Hoje, o investimento per capita na polícia de Chicago é maior do que há cinquenta anos, mas isso não deixou a cidade mais segura para os negros sob nenhum aspecto. Para piorar, a taxa de violência, tanto interpessoal quanto estatal, deu à luz uma crise de saúde mental. Um pequeno estudo de 2017 mostrou que 29% das mulheres negras de um bairro da zona sul de Chicago sofriam de transtorno de estresse pós-traumático, enquanto outros 7% demonstravam vários dos sintomas da mesma doença. Uma pesquisa mais recente na cidade mostrou que a violência policial e comunitária provoca simultaneamente na comunidade o aumento do isolamento social, solidão e hipervigilância. A soma dessas feridas abertas contribui para o estresse e as condições insalubres que tornaram os afro-estadunidenses mais suscetíveis às piores consequências da covid-19. Paralelamente, os suicídios de negros em Chicago em 2020 já superaram o número total de casos de 2019. Ao invés de polícia, essas comunidades precisam de tratamento, cuidado e recursos para se recompor de séculos de racismo e descaso institucional.
Governos após governos negligenciaram os esforços para fazer de Chicago uma cidade habitável para a gente negra comum; pelo contrário, cada nova administração imprime sua cara à velha fórmula de investir na polícia a verba de que os bairros tanto necessitam. O fracasso em enfrentar a desesperadora carência das comunidades da classe trabalhadora negra causou um êxodo populacional. Entre 2000 e 2016, mais de 200 mil negros deixaram a cidade. Frequentemente atribui-se essa fuga de trabalhadores aos crimes de “negros contra negros”. Mas muito mais sintomático é o fato de que 60% dos negros que migraram entre 2012 e 2016 não tinham emprego.
A pandemia do coronavírus revelou e a revolta após a morte de Floyd confirmou que grandes intervenções estruturais são o mínimo necessário para fazer com que vidas negras importem nos Estados Unidos. O clamor pela retirada do financiamento da polícia captura tanto a profundidade da crise quanto a magnitude da resposta necessária. É uma demanda que chama a atenção para a continuidade do investimento na polícia mesmo quando outros serviços públicos estavam sendo completamente depauperados. Cidades de todo o país têm testemunhado essa situação, conforme privatizações e outras soluções pró-mercado são implementadas para preencher o vácuo. A moradia pública foi substituída pelo mercado imobiliário; escolas e hospitais públicos foram fechados e transformados em condomínios; o horário de funcionamento das bibliotecas, reduzido ao mínimo. Programas de primeiro-emprego são uma memória distante. Enquanto isso, os departamentos de polícia passam ao largo das demissões e da austeridade que todos os outros servidores públicos enfrentam. E pior: os cortes em serviços públicos, que teriam potencial de reduzir a pobreza e promover a mobilidade social, tornaram-se uma desculpa perpétua para o incremento da repressão.
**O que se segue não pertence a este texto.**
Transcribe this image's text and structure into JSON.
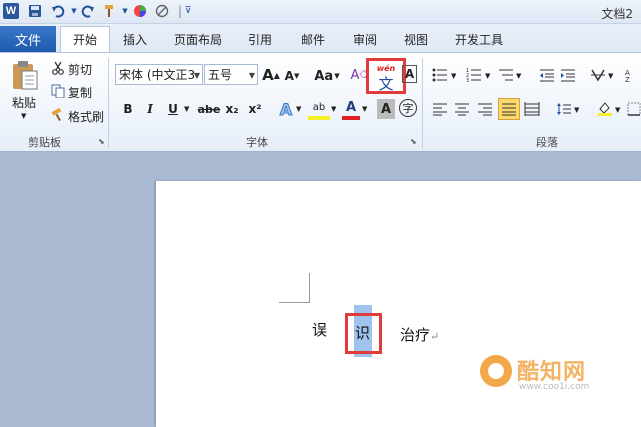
{
  "app": {
    "logo": "W",
    "title": "文档2"
  },
  "quick_access": {
    "icons": [
      "save-icon",
      "undo-icon",
      "redo-icon",
      "format-painter-icon",
      "color-icon",
      "no-draw-icon",
      "customize-icon"
    ]
  },
  "tabs": [
    {
      "label": "文件"
    },
    {
      "label": "开始"
    },
    {
      "label": "插入"
    },
    {
      "label": "页面布局"
    },
    {
      "label": "引用"
    },
    {
      "label": "邮件"
    },
    {
      "label": "审阅"
    },
    {
      "label": "视图"
    },
    {
      "label": "开发工具"
    }
  ],
  "clipboard": {
    "paste_label": "粘贴",
    "cut_label": "剪切",
    "copy_label": "复制",
    "format_painter_label": "格式刷",
    "group_label": "剪贴板"
  },
  "font": {
    "font_name": "宋体 (中文正3",
    "font_size": "五号",
    "grow": "A",
    "shrink": "A",
    "change_case": "Aa",
    "clear_format": "A",
    "phonetic_top": "wén",
    "phonetic_char": "文",
    "char_border": "A",
    "bold": "B",
    "italic": "I",
    "underline": "U",
    "strike": "abe",
    "subscript": "x₂",
    "superscript": "x²",
    "text_effect": "A",
    "highlight": "ab",
    "font_color": "A",
    "char_shading": "A",
    "enclose": "字",
    "group_label": "字体"
  },
  "paragraph": {
    "group_label": "段落"
  },
  "document": {
    "char_1": "误",
    "char_selected": "识",
    "text_after": "治疗",
    "paragraph_mark": "↵"
  },
  "watermark": {
    "text": "酷知网",
    "url": "www.coo1i.com"
  }
}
Bastou a deputada democrata Alexandria Ocasio-Cortez insinuar a correlação entre um surto de criminalidade em Nova York e o estresse econômico provocado pela pandemia para provocar uma onda de descrédito. “Talvez isso tenha a ver com o fato de que as pessoas não conseguem pagar aluguel ou estão com medo de pagar o aluguel. Essas pessoas precisam sair para dar um jeito de alimentar seus filhos e, como não têm dinheiro, elas se veem na situação limite, de ter que escolher entre roubar o pão ou passar fome. A ideia de que a criminalidade violenta não tem qualquer relação com a situação econômica que as pessoas atravessam é um erro”, disse. “Essa é a verdade, o desespero. Mesmo quando não estamos falando apenas de pequenos crimes. Há uma escalada rumo ao crime violento, que está muito conectada com a situação econômica de uma determinada comunidade.”
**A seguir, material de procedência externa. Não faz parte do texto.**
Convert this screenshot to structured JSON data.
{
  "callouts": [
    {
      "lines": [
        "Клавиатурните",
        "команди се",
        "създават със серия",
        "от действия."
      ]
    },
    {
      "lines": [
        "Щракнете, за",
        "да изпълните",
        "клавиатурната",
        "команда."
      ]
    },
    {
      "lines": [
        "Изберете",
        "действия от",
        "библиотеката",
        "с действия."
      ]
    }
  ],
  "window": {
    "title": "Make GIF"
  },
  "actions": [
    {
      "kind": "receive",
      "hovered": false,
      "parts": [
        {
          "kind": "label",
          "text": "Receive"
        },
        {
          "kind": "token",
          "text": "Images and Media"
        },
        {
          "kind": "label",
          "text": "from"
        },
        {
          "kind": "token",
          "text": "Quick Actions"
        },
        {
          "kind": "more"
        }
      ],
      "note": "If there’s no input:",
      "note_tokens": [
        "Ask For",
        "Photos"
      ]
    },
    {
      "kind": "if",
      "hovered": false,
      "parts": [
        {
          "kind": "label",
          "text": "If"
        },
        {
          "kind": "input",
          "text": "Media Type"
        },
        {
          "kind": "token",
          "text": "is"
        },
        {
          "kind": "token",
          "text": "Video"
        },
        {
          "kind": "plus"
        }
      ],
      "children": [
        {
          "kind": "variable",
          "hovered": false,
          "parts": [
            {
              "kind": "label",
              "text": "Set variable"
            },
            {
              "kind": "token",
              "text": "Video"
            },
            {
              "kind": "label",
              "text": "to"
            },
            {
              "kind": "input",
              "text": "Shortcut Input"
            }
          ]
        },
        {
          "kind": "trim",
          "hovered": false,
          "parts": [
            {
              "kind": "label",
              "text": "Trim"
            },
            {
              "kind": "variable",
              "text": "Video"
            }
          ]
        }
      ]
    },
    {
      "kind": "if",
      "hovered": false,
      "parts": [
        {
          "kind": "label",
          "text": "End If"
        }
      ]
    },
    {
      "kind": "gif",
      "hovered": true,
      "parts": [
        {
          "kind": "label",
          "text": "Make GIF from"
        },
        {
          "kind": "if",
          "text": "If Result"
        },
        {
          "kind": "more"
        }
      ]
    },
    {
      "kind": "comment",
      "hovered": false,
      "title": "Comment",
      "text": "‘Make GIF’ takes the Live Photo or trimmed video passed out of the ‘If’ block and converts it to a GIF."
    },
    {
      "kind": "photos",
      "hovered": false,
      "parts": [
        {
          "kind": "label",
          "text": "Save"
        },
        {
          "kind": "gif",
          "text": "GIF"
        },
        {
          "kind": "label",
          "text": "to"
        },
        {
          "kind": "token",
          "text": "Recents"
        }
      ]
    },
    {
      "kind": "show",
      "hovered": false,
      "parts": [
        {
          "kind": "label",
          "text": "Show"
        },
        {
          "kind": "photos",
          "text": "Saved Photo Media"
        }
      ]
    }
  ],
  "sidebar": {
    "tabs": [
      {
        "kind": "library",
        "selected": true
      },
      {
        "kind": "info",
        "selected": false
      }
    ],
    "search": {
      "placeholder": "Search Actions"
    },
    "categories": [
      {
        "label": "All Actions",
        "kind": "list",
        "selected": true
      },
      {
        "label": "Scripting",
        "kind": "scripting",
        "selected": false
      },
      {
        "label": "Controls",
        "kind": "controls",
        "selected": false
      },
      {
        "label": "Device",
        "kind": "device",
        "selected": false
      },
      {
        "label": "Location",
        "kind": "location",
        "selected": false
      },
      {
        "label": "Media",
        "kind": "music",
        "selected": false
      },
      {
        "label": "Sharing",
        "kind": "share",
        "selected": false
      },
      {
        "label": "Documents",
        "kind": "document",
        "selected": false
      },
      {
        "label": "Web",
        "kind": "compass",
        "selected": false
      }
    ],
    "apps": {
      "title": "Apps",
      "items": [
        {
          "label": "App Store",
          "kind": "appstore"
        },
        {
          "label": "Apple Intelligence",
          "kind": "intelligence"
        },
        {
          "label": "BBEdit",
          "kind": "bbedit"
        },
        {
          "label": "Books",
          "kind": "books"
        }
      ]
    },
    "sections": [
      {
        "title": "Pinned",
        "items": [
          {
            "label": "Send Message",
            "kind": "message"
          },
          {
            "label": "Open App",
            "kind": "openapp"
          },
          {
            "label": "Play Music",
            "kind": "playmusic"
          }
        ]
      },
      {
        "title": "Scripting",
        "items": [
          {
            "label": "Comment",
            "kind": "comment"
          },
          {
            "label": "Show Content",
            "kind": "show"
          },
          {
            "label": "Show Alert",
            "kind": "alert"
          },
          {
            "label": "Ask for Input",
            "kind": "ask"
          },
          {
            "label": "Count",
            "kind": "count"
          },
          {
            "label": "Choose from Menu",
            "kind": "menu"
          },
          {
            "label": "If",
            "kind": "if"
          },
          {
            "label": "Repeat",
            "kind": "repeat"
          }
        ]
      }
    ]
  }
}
Obviamente, a declaração de Ocasio-Cortez causou frenesi na direita. A Casa Branca aproveitou a oportunidade para denunciar as demandas pela redução do financiamento da polícia, e chamou Ocasio-Cortez de “disparatada”. O deputado Ted Yoho, da Flórida, chegou a confrontá-la na escadaria do Capitólio, dizendo que ela “só podia estar completamente louca” por relacionar pobreza e crime. Ao virar as costas, Yoho chamou a colega de “puta do caralho”, canalizando a misoginia que tão frequentemente acompanha o ódio aos pobres. Mas não é só a direita. O governador democrata de Nova York, Andrew Cuomo, também desdenhou de Ocasio-Cortez, dizendo que é “factualmente impossível” atribuir a onda de criminalidade na cidade ao medo de despejos. Cuomo parece pensar que, pelo fato de haver uma moratória dos despejos em Nova York, os pobres deixaram de se preocupar com como pagar aluguel. Cresce nos EUA, na esteira do Vidas Negras Importam, a exigência de outro sistema de segurança pública. Também lá, disparam a violência e os orçamentos policiais — mas a criminalidade não regride.
Para piorar ainda mais a situação, muitos atos decorrentes da pobreza foram transformados em ofensas criminais, como dormir em carros em locais públicos, esmolar dinheiro ou comida, urinar em público, pequenos furtos em estabelecimentos comerciais, entre muitas outras coisas que gente pobre faz quando não pode contar com a privacidade ou a discrição do próprio lar. A criminalização da pobreza aprofunda sua inexorabilidade ao colocar os pobres em contato direto com a polícia.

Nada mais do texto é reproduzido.